Kaygıyı kontrol altına almak için önerilerde bulunan Uzman Klinik Psikolog Yürük, "Rutinlerinize sadık kalmanız yaşamın her döneminde çok önemli. Bu nedenle sınava sayılı günler kala ise daha da önemli hale geliyor. Beden ve ruh sağlığı için rutinlerinizi olduğu gibi sürdürmek, sınavdan önceki gece her zaman ki saatimizde yatağa girmek, beslenme alışkanlıklarımızı olduğu gibi sürdürmek oldukça önemli. Hiç alışkın olmadığımız bir şekilde erken saatte yatağa yatmamız uykumuzu getirmeyeceği gibi uyamadığımız için yaşadığımız stres bizi olumsuz etkileyecektir" dedi.

"Sadece ders çalışarak geçirilen bir gün, fiziksel sağlık için asla önerilmez"

Sadece ders çalışarak geçirilen bir günün, fiziksel sağlık için asla önerilmez olduğunu söyleyen Uzman Klinik Psikolog Yürük,"Bu nedenle günlük açık hava yürüyüşleri, kısa molalar, mümkünse spor aktiviteleri hayatınızda olmaya devam etmelidir. Sınav yaklaştı diye sadece masada vakit geçirmek vücudunuzu zorlayabilir" dedi.

Sınav korkusuna bağlı kalp çarpıntısı, terleme, titreme gibi fiziksel semptomlar oluşuyorsa bedene odaklanmak gerektiğini belirten Uzman Klinik Psikolog Yürük,"Eğer bu semptomlar olur ise, elinizdeki kalemi masaya bırakın, gözleriniz kapatın, zihninizi sadece keyif aldığınız bir zamana odaklamaya çalışın. Bu durum stres hormonu seviyenizi düşürerek mutluluk hormonu seviyenizi arttırmaya yardım edecektir. Bunu ders çalışırken de deneyebilirsiniz" dedi.

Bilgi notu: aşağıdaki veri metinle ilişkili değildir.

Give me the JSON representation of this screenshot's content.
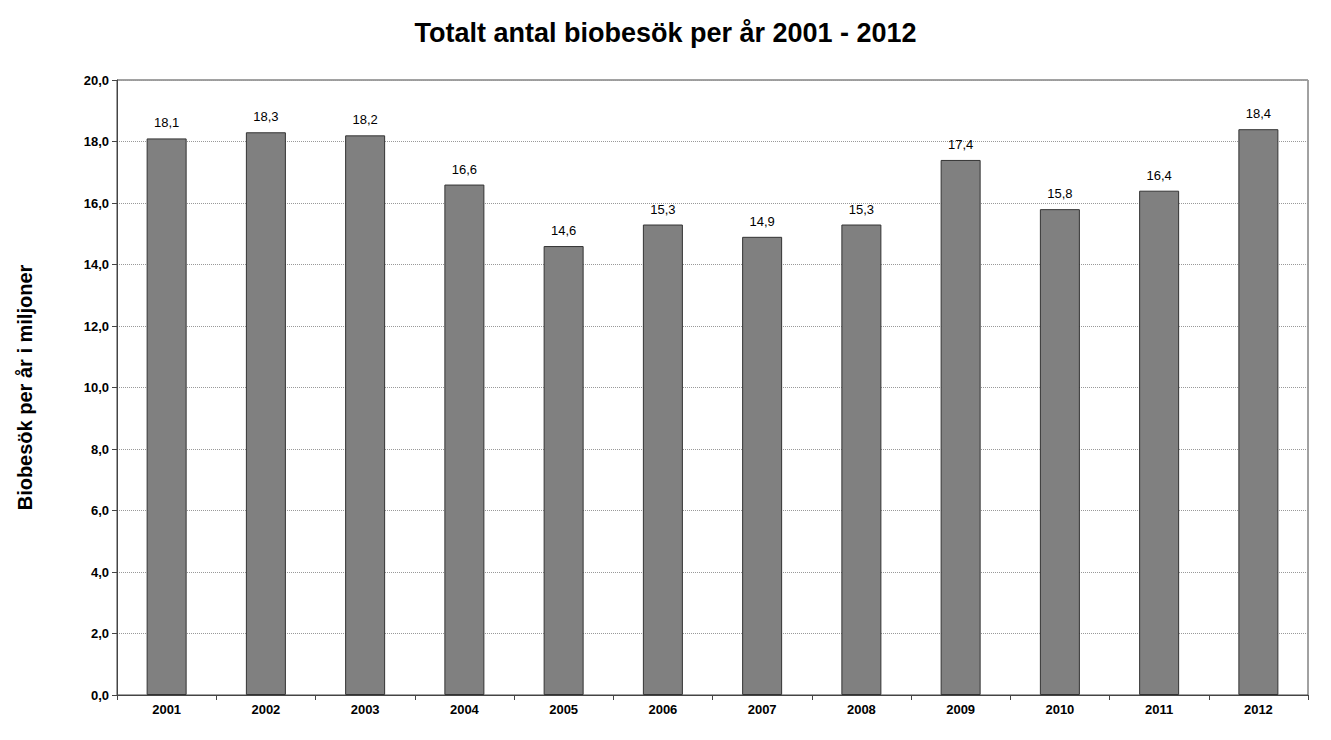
{
  "chart_data": {
    "type": "bar",
    "title": "Totalt antal biobesök per år 2001 - 2012",
    "y_label": "Biobesök per år i miljoner",
    "categories": [
      "2001",
      "2002",
      "2003",
      "2004",
      "2005",
      "2006",
      "2007",
      "2008",
      "2009",
      "2010",
      "2011",
      "2012"
    ],
    "values": [
      18.1,
      18.3,
      18.2,
      16.6,
      14.6,
      15.3,
      14.9,
      15.3,
      17.4,
      15.8,
      16.4,
      18.4
    ],
    "value_labels": [
      "18,1",
      "18,3",
      "18,2",
      "16,6",
      "14,6",
      "15,3",
      "14,9",
      "15,3",
      "17,4",
      "15,8",
      "16,4",
      "18,4"
    ],
    "color": "#808080",
    "ylim": [
      0,
      20
    ],
    "yticks": [
      {
        "value": 0,
        "label": "0,0"
      },
      {
        "value": 2,
        "label": "2,0"
      },
      {
        "value": 4,
        "label": "4,0"
      },
      {
        "value": 6,
        "label": "6,0"
      },
      {
        "value": 8,
        "label": "8,0"
      },
      {
        "value": 10,
        "label": "10,0"
      },
      {
        "value": 12,
        "label": "12,0"
      },
      {
        "value": 14,
        "label": "14,0"
      },
      {
        "value": 16,
        "label": "16,0"
      },
      {
        "value": 18,
        "label": "18,0"
      },
      {
        "value": 20,
        "label": "20,0"
      }
    ],
    "grid": true,
    "data_labels": true
  }
}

Sınav yerini önceden görmenin ve gerekli kontrollerin sağlandığından emin olmanın rahatlama sağlayacağını hatırlatan Uzman Klinik Psikolog Yürük, "Son ve en önemlisi; hayat sizi defalarca ve farklı sınavlarla sınayacak. Bazen bazı sınavlardan istediğiniz sonucu alamayabilirsiniz. Unutmayın ki tüm eğitim yaşamınız boyunca pek çok beceri edindiniz.
Sınav yalnızca bunların bir kısmının göstergesi ve ne hayatınızın başlangıcı ne de sonu olacak" ifadelerine yer verdi.

"Ailelere de büyük görev düşüyor"

Sınav öncesi ve sonrasında adaylara olduğu kadar ailelere de büyük görev düştüğünü vurgulayan Uzman Klinik Psikolog Yürük, "Sınav sürecinde, ailelere de çok iş düşmektedir. Anne ve babalar bilmelidirler ki, hepimiz zorlu ve yorucu sınavlardan geçtik. Öğrenci olduğumuz günleri unutmamalı ve empati kurmalıyız . Bu nedenle; Sınavın önemi yüceltilirken, sonucunda yaşanabilecek başarısızlık, dünyanın sonu gibi yansıtılmamalı, farklı alternatifler düşünülmelidir.Baskıcı ve katı tutumlardan kaçınılmalıdır. Sınavda olan sonuç ne olursa olsun, çocuğun yanında olunacağı hissettirilmelidir. Akranlarıyla kıyaslanmaya girilmemelidir .Çünkü bu durum, sürekli kıyaslanma yapılan kişinin özgüveninin düşmesine ve yetersizlik duygusunun ortaya çıkmasına neden olacaktır" şeklinde açıklamada bulundu.